Le réalisateur Sun se retourna lentement, les yeux grands ouverts et la langue tirée.
Il est mort !
Ah ! Sun Youqing poussa un cri encore plus terrifiant que le tonnerre.
021 La marque du démon
Une forte pluie la nuit dernière avait tout lavé. Les feuilles brillaient d'un vert éclatant, l'herbe était luxuriante et les oiseaux gazouillaient sans cesse dans les branches. Ye Cheng se sentait beaucoup plus léger. Les deux derniers jours, il avait été absorbé par l'affaire, ce qui l'avait épuisé ; même dans ses rêves, il y pensait. Contemplant le monde rafraîchi par la pluie, Ye Cheng mit momentanément l'affaire de côté, accordant un répit à son corps et à son esprit. Il conservait une lueur d'espoir ; peut-être trouverait-il aujourd'hui un indice crucial qui permettrait de résoudre l'affaire. La résolution de l'affaire était secondaire pour lui ; ce qui comptait, c'était de comprendre les manigances et les stratagèmes du groupe Xia.

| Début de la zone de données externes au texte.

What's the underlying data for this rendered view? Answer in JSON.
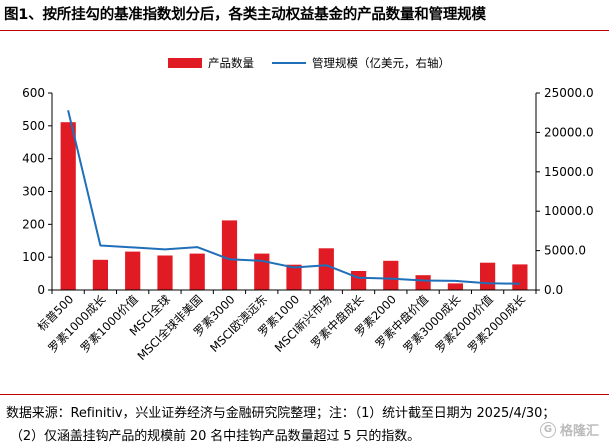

Ye Cheng vivait dans les bureaux du commissariat, y mangeait et y dormait. Cela présentait un avantage : il n'était jamais en retard au travail.
« Les oiseaux sur l'arbre sont par deux… » Ye Cheng fredonnait un air en se brossant les dents dans la salle de bain. Il avait l'habitude de chanter des chansons entendues on ne sait où dès qu'il était de bonne humeur, ce qui lui mettait de la mousse de dentifrice partout dans la bouche, et il en était toujours très content.